Ahead of expert testimonies at the hearing on Tuesday, Speaker of the House Nancy Pelosi said that the U.S. is obligated to boycott the Games if it hopes to project the moral authority to speak out against rights abuses around the globe.
“It’s about our values, it’s about who we are as a country,” she said. “it’s about more than words, it’s about actions.”
“I … have lost my innocence when expecting people to behave in a way that is consistent with their words when it comes to respecting human rights, but things have only gotten worse in China … and the [recognition of] genocide should be reason for us to change our actions,” Pelosi added, calling for a diplomatic boycott of the Games.
“If we don’t speak out against human rights in China for commercial reasons, we lose all moral authority to speak out for human rights anywhere.”
‘Find a new host city—or boycott’
In bringing Tuesday’s hearing to order, Representative Chris Smith, who co-chairs the Tom Lantos Human Rights Commission, suggested that hosting the Games “isn’t about athletic competition—it’s about power” for Xi Jinping, and warned against aiding and abetting the CCP’s efforts to “revise the international order” and dictatorial governance by participating in them.
“Whatever were the paper commitments the government of the PRC made to the IOC with regards to respecting human rights when the IOC decided to award the games to China, it is now absolutely clear that it never intended to honor them,” he said.
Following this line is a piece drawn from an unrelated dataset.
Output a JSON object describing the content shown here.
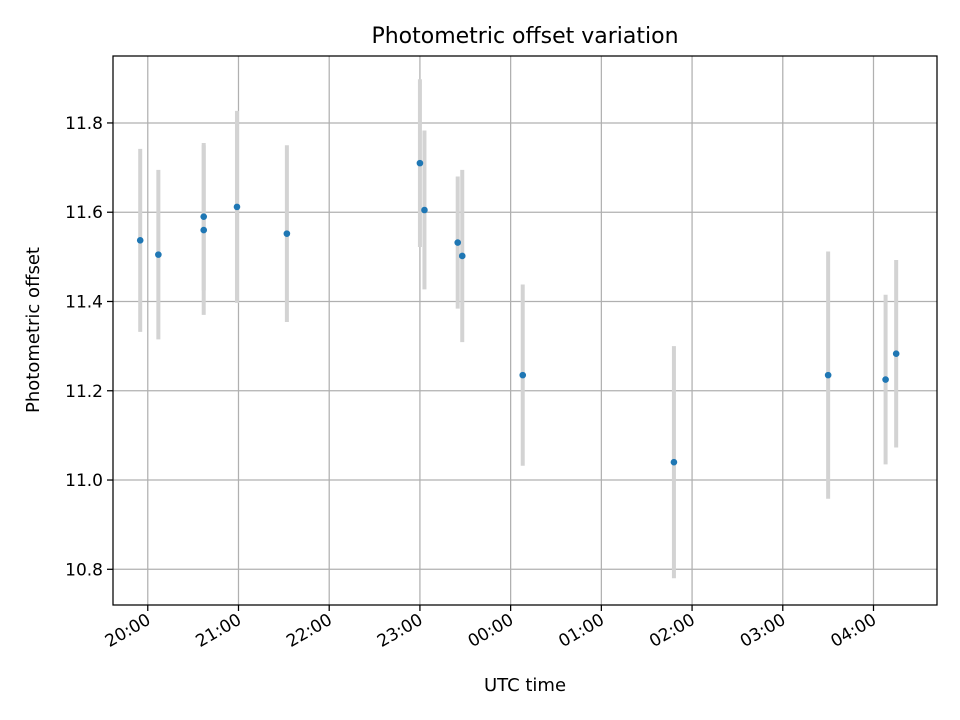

“In granting Beijing host status for the Olympic Games, we are crowning a barbarous regime with laurels while we should be condemning their abuse and genocide … In light of what is now known—and in solidarity with the oppressed and not the oppressor, in solidarity with the victims and not the victimizer—I urge the IOC and all interested parties including the United States to find a new host city—or boycott.”
Representative James McGovern, who co-chairs the Tom Lantos Commission with Smith and is also co-chair of the Congressional-Executive Commission on China, questioned why the international community is holding an Olympic Games during a genocide, and said the U.S. and other like-minded nations can no longer “proceed with business as usual.”
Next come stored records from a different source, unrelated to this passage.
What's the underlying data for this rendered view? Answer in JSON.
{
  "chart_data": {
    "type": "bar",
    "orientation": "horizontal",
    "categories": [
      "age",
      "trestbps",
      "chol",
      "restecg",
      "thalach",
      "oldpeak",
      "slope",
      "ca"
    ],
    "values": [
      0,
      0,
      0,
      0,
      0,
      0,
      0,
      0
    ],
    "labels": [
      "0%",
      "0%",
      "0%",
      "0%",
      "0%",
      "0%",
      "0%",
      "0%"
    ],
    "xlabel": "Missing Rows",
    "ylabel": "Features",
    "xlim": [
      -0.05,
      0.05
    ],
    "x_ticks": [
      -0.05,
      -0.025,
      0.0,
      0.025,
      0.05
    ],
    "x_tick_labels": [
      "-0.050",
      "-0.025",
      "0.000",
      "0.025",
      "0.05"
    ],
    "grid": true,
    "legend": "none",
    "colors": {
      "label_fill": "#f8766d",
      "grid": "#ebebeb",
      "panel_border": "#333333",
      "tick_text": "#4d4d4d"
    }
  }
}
He noted that the 2020 Summer Olympics in Tokyo had been moved to this year only four months before it was scheduled to start due to the coronavirus pandemic.
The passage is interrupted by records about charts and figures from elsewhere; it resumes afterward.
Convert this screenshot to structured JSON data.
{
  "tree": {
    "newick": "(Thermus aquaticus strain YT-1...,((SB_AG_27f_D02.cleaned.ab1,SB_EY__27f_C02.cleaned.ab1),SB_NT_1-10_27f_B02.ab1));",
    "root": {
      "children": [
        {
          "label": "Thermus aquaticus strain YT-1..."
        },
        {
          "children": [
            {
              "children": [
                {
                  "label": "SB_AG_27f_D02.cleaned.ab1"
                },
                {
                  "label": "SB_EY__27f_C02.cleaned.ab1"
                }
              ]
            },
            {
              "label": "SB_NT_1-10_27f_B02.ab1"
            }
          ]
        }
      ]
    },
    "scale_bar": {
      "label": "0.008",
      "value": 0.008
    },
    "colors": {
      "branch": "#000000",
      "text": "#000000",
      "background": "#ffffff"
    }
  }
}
“If we can postpone an Olympics by a year for a pandemic, we can surely postpone an Olympics for a year for a genocide,” he said, suggesting that doing so would “give the IOC time to relocate to a country whose government is not committing atrocities.”
Chinese Foreign Ministry spokesman Zhao Lijian last month dismissed reports about forced labor n the XUAR as “the most outrageous lie of the century” and slammed talk of an Olympics boycott.
"As to the so-called rhetoric about boycotting the Beijing Winter Olympic Games, I would also like to stress that politicization of sports runs counter to the spirit of the Olympic Charter and harms the interests of all athletes as well as the international Olympic cause.
"The international community, including the U.S. Olympic and Paralympic Committee, will not buy it.,” he told a news briefing in Beijing.